Given the following cost function
P1=210-5Q1
P2=125-1.25Q2
TC=4000+20Q where Q=Q1+Q2
With a clear solution compute Q and P
To find the values of Q and P, we need to equate the cost function (TC) with the sum of the individual cost functions for P1 and P2.
TC = P1(Q1) + P2(Q2)
4000 + 20Q = (210 - 5Q1)(Q1) + (125 - 1.25Q2)(Q2)
First, let's expand the individual cost functions:
4000 + 20Q = (210Q1 - 5Q1^2) + (125Q2 - 1.25Q2^2)
Simplifying further:
4000 + 20Q = 210Q1 - 5Q1^2 + 125Q2 - 1.25Q2^2
We also know that Q = Q1 + Q2, so we can substitute that into the equation:
4000 + 20(Q1 + Q2) = 210Q1 - 5Q1^2 + 125Q2 - 1.25Q2^2
Expanding further:
4000 + 20Q1 + 20Q2 = 210Q1 - 5Q1^2 + 125Q2 - 1.25Q2^2
Rearranging terms:
5Q1^2 + 1.25Q2^2 + 20Q1 - 125Q2 + 20Q2 - 210Q1 + 4000 - 4000 = 0
Simplifying:
5Q1^2 - 125Q2^2 + 20Q1 - 105Q2 = 0
This equation represents a system of two nonlinear equations.
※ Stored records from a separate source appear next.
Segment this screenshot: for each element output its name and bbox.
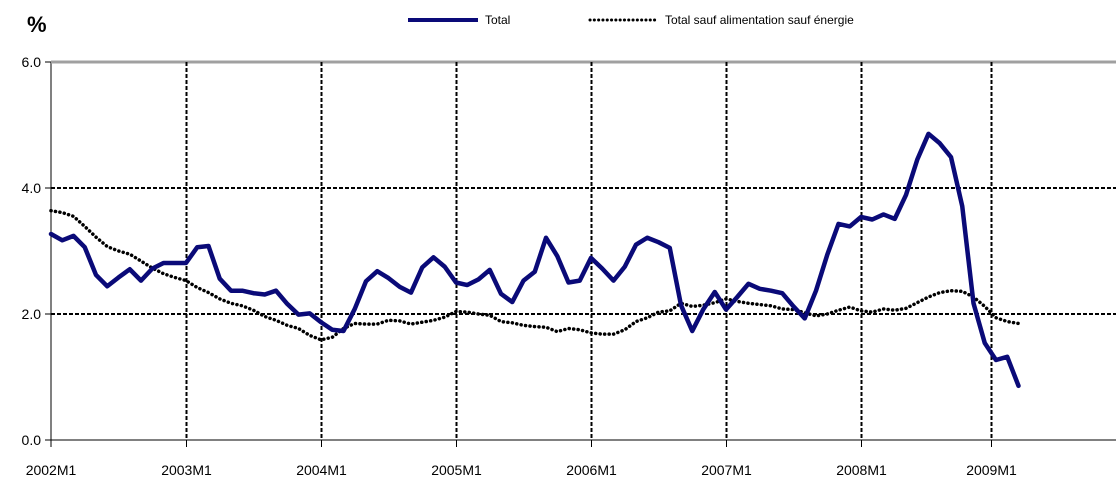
series-line-total — [48, 131, 1021, 389]
unit-label: % — [27, 12, 47, 37]
x-tick-label-2009: 2009M1 — [966, 462, 1017, 478]
x-tick-label-2007: 2007M1 — [701, 462, 752, 478]
y-tick-label-4: 4.0 — [22, 180, 42, 196]
legend-label-core: Total sauf alimentation sauf énergie — [665, 13, 854, 27]
y-tick-label-2: 2.0 — [22, 306, 42, 322]
y-tick-label-6: 6.0 — [22, 54, 42, 70]
legend: Total Total sauf alimentation sauf énerg… — [408, 13, 854, 27]
series-line-core — [49, 208, 1021, 342]
x-tick-label-2002: 2002M1 — [26, 462, 77, 478]
x-tick-label-2004: 2004M1 — [296, 462, 347, 478]
x-tick-label-2008: 2008M1 — [836, 462, 887, 478]
y-tick-label-0: 0.0 — [22, 432, 42, 448]
legend-label-total: Total — [485, 13, 510, 27]
x-tick-label-2006: 2006M1 — [566, 462, 617, 478]
x-tick-label-2005: 2005M1 — [431, 462, 482, 478]
x-tick-label-2003: 2003M1 — [161, 462, 212, 478]
plot-area: 0.0 2.0 4.0 6.0 2002M1 2003M1 2004M1 200… — [22, 54, 1116, 478]
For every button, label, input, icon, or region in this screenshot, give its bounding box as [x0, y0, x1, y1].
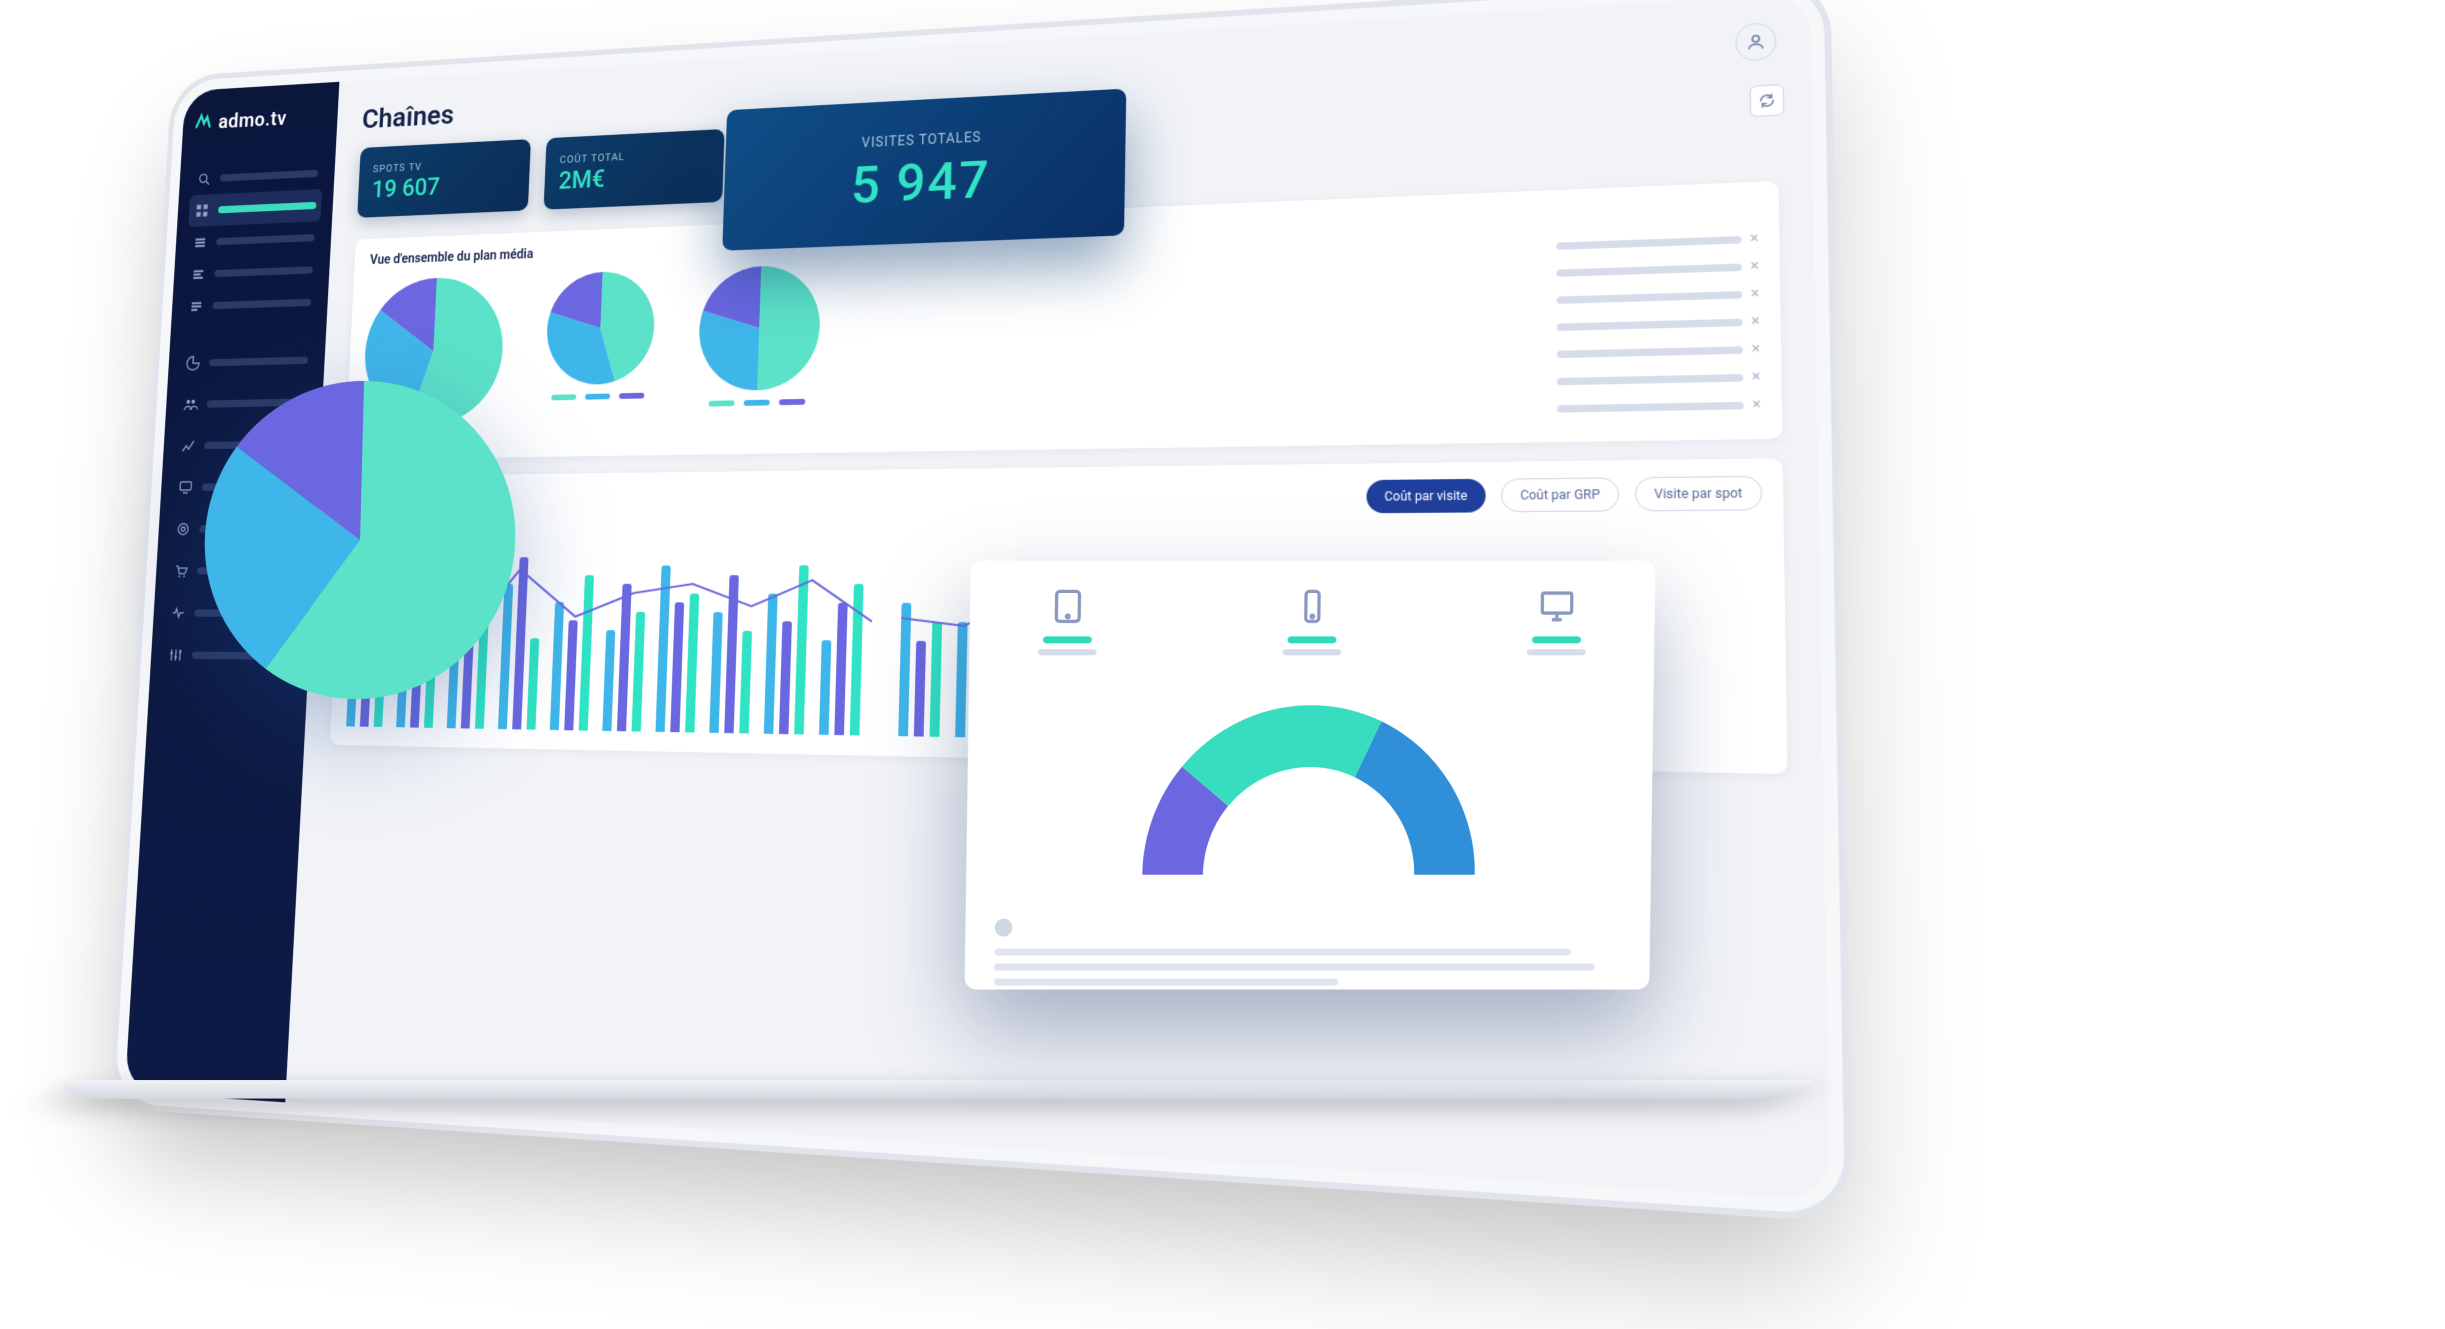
- monitor-icon: [177, 478, 194, 496]
- refresh-icon: [1758, 92, 1777, 110]
- kpi-card: SPOTS TV19 607: [357, 139, 531, 218]
- search-icon: [195, 170, 212, 188]
- compare-tabs: Coût par visite Coût par GRP Visite par sp…: [1366, 476, 1762, 513]
- cart-icon: [172, 562, 189, 580]
- pie-icon: [184, 354, 201, 372]
- sidebar-item-stack1[interactable]: [186, 221, 320, 259]
- tab-co-t-par-visite[interactable]: Coût par visite: [1366, 479, 1486, 514]
- stack3-icon: [188, 297, 205, 315]
- tab-co-t-par-grp[interactable]: Coût par GRP: [1501, 477, 1619, 512]
- filter-row[interactable]: ×: [1557, 313, 1760, 335]
- user-icon: [1745, 32, 1766, 52]
- device-desktop: [1527, 586, 1587, 655]
- close-icon[interactable]: ×: [1751, 341, 1760, 358]
- stack1-icon: [192, 233, 209, 251]
- hero-pie-chart: [201, 381, 520, 703]
- people-icon: [182, 395, 199, 413]
- filter-row[interactable]: ×: [1557, 368, 1761, 389]
- device-tablet: [1038, 586, 1098, 655]
- kpi-featured: VISITES TOTALES 5 947: [722, 89, 1126, 251]
- close-icon[interactable]: ×: [1750, 230, 1759, 247]
- kpi-featured-label: VISITES TOTALES: [861, 130, 981, 151]
- grid-icon: [193, 201, 210, 219]
- growth-icon: [179, 437, 196, 455]
- sidebar-item-pie[interactable]: [179, 344, 314, 380]
- filter-row[interactable]: ×: [1557, 341, 1761, 363]
- page-title: Chaînes: [361, 99, 454, 135]
- filter-row[interactable]: ×: [1557, 285, 1760, 308]
- filter-row[interactable]: ×: [1556, 230, 1758, 254]
- close-icon[interactable]: ×: [1751, 285, 1760, 302]
- device-phone: [1282, 586, 1342, 655]
- stack2-icon: [190, 265, 207, 283]
- device-gauge-card: [965, 561, 1656, 990]
- laptop-keyboard-edge: [53, 1080, 1813, 1099]
- brand-logo: admo.tv: [194, 104, 327, 136]
- user-menu-button[interactable]: [1735, 22, 1776, 62]
- close-icon[interactable]: ×: [1751, 313, 1760, 330]
- kpi-featured-value: 5 947: [850, 154, 991, 212]
- tablet-icon: [1048, 586, 1088, 630]
- overview-pie-2: [697, 264, 822, 407]
- kpi-value: 2M€: [558, 162, 709, 193]
- tab-visite-par-spot[interactable]: Visite par spot: [1635, 476, 1763, 512]
- sidebar-label-placeholder: [209, 357, 308, 367]
- sidebar-label-placeholder: [220, 170, 318, 182]
- card-text-placeholder: [994, 919, 1621, 986]
- brand-name: admo.tv: [218, 107, 287, 133]
- desktop-icon: [1537, 586, 1577, 630]
- kpi-value: 19 607: [371, 171, 515, 201]
- phone-icon: [1293, 586, 1333, 630]
- kpi-card: COÛT TOTAL2M€: [544, 129, 725, 210]
- target-icon: [175, 520, 192, 538]
- pulse-icon: [170, 604, 187, 622]
- filter-row[interactable]: ×: [1556, 258, 1759, 281]
- sidebar-item-stack2[interactable]: [184, 254, 318, 291]
- sidebar-label-placeholder: [216, 234, 315, 245]
- logo-mark-icon: [194, 110, 213, 135]
- sidebar-label-placeholder: [212, 299, 311, 309]
- overview-pie-1: [544, 270, 656, 400]
- close-icon[interactable]: ×: [1752, 396, 1761, 413]
- close-icon[interactable]: ×: [1752, 368, 1761, 385]
- sidebar-item-stack3[interactable]: [183, 286, 317, 323]
- refresh-button[interactable]: [1750, 84, 1785, 117]
- overview-filters: × × × × × × ×: [1556, 230, 1761, 417]
- sliders-icon: [167, 646, 184, 665]
- filter-row[interactable]: ×: [1557, 396, 1761, 417]
- close-icon[interactable]: ×: [1750, 258, 1759, 275]
- sidebar-label-placeholder: [218, 202, 317, 214]
- sidebar-label-placeholder: [214, 266, 313, 277]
To find the values of Q1 and Q2, we can solve this system using numerical methods or software.
Once we find the values of Q1 and Q2, we can substitute them back into the cost function equations for P1 and P2 to find their respective prices (P).